Na delegacia, Felipe Araújo diz que passou mal ao ir comprar pamonha

O cantor foi flagrado dormindo em seu carro no meio da rua, nesta quinta-feira (11/07/2019), e acordou com a polícia

Reprodução/TV AnhangueraReprodução/TV Anhanguera

atualizado 11/07/2019 17:09

O cantor Felipe Araújo passou boa parte desta quinta-feira (11/07/2019) na delegacia. Após ser abordado pela polícia por estar dormindo dentro de seu carro, na Avenida Jamel Cecílio, em Goiânia, o rapaz foi encaminhado para a Delegacia de Investigação de Crimes de Trânsito (Dict).

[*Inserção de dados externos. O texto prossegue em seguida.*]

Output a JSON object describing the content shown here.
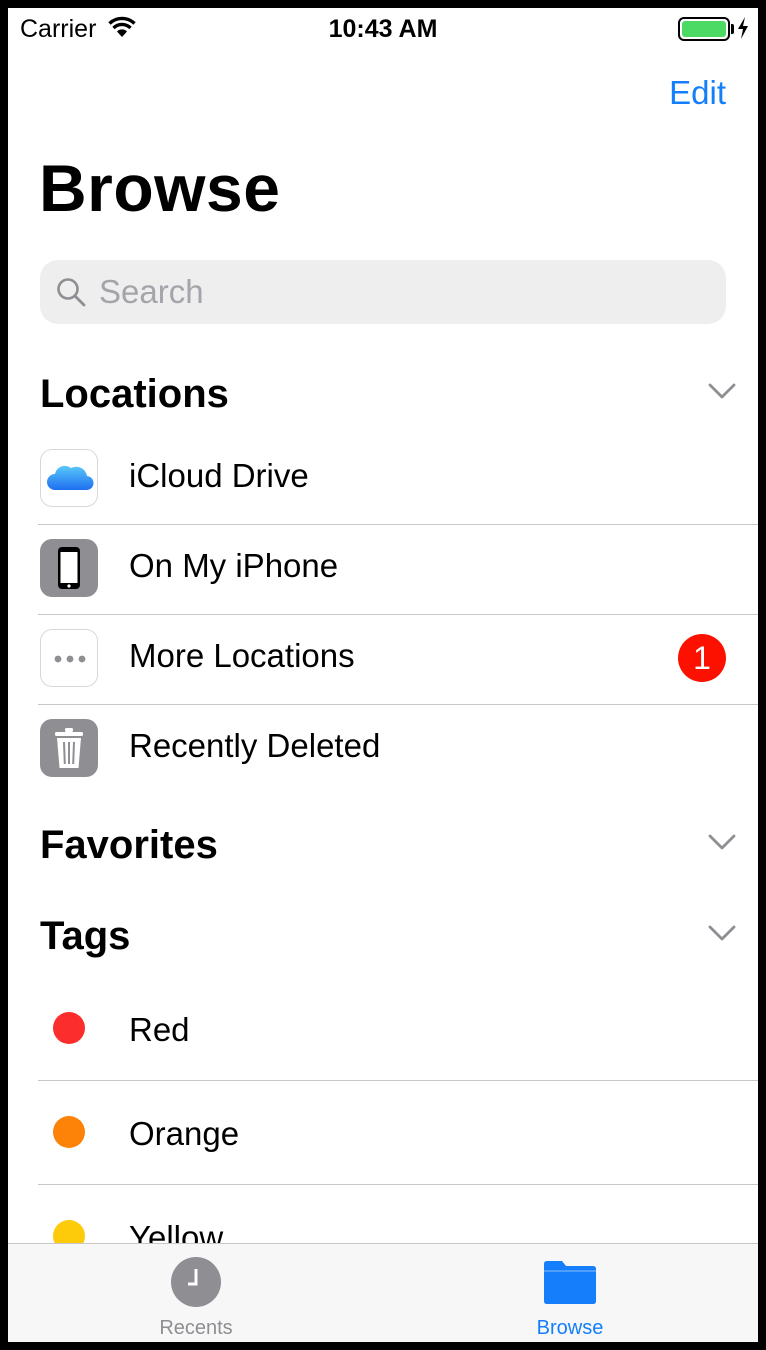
{
  "status_bar": {
    "carrier": "Carrier",
    "time": "10:43 AM",
    "battery_color": "#4cd964"
  },
  "nav": {
    "edit_label": "Edit",
    "title": "Browse"
  },
  "search": {
    "placeholder": "Search"
  },
  "sections": {
    "locations": {
      "title": "Locations",
      "items": [
        {
          "label": "iCloud Drive",
          "icon": "icloud-icon"
        },
        {
          "label": "On My iPhone",
          "icon": "iphone-icon"
        },
        {
          "label": "More Locations",
          "icon": "more-icon",
          "badge": "1"
        },
        {
          "label": "Recently Deleted",
          "icon": "trash-icon"
        }
      ]
    },
    "favorites": {
      "title": "Favorites"
    },
    "tags": {
      "title": "Tags",
      "items": [
        {
          "label": "Red",
          "color": "#fc2d2d"
        },
        {
          "label": "Orange",
          "color": "#fd8208"
        },
        {
          "label": "Yellow",
          "color": "#fecb0a"
        }
      ]
    }
  },
  "tab_bar": {
    "tabs": [
      {
        "label": "Recents",
        "icon": "clock-icon",
        "active": false
      },
      {
        "label": "Browse",
        "icon": "folder-icon",
        "active": true
      }
    ],
    "active_color": "#147efb",
    "inactive_color": "#8e8e93"
  }
}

No local, conforme informações do portal G1, Felipe negou ter dormido ao voltante. “Não cochilei, não, isso é conversa fiada. Fui comprar uma pamonha perto da casa do meu pai, passei mal, parei o carro e, coincidentemente, tinha um carro da SMT [Secretaria Municipal de Trânsito, Transporte e Mobilidade] logo atrás de mim. Eles me abordaram, viram que eu não tinha habilitação”, contou.

“Eu não escolhi parar ali, senti um mal-estar e parei o carro para não seguir”, explicou o músico. Felipe, diante da Polícia Militar, não quis realizar o teste do bafômetro. A delegada Adriana Fernandes de Carvalho informou que o método (apesar da recusa do artista) não foi necessário.

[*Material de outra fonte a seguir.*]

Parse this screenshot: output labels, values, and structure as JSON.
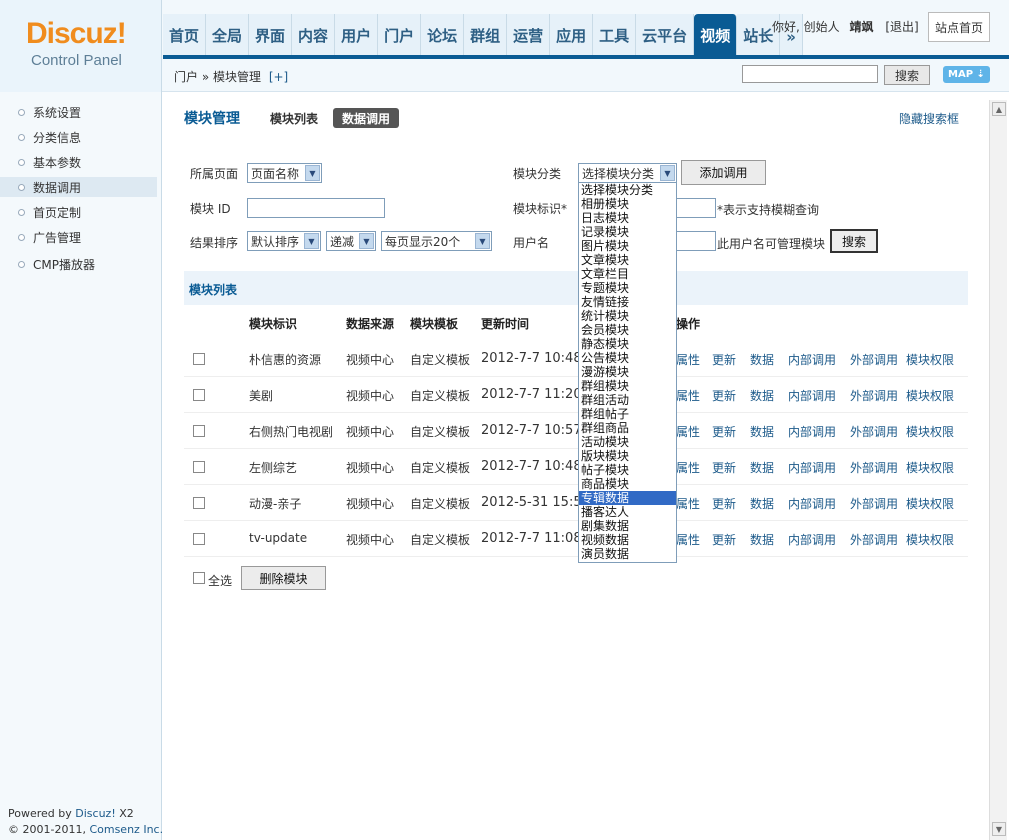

“Ele estava bem, consciente, fala normal. Não vimos necessidade de teste”, afirmou, evidenciando o fato de Felipe não ter inferido bebida alcoólica.

O artista também desabafou sobre não possuir CNH (Carteira Nacional de Habilitação). “Não sei com que tempo vou tirar essa habilitação. Acho que não vou tirar pela falta de tempo, mas tenho várias pessoas que podem dirigir pra mim. Meus amigos, meu pai, minha família”, disse.

“Foi inocência. A pamonharia era muito perto de casa. Nunca imaginei que isso fosse acontecer”, declarou ainda. Felipe, conforme a delegada, já foi intimado a comparecer a uma audiência no Juizado Especial Criminal por dirigir sem CNH.

“Se for condenado, pode ter que cumprir uma pena alternativa, tipo pagamento de cesta básica. Mas antes de haver condenação, pode ocorrer uma transação penal, que é uma espécie de acordo. Nesse caso, ele não pode cometer outro crime desse dentro de cinco anos”, disse Adriana.

Segundo o G1, João Reis, pai do artista, se referiu ao episódio como “um vacilo”, mas que rendeu ao herdeiro “um aprendizado”.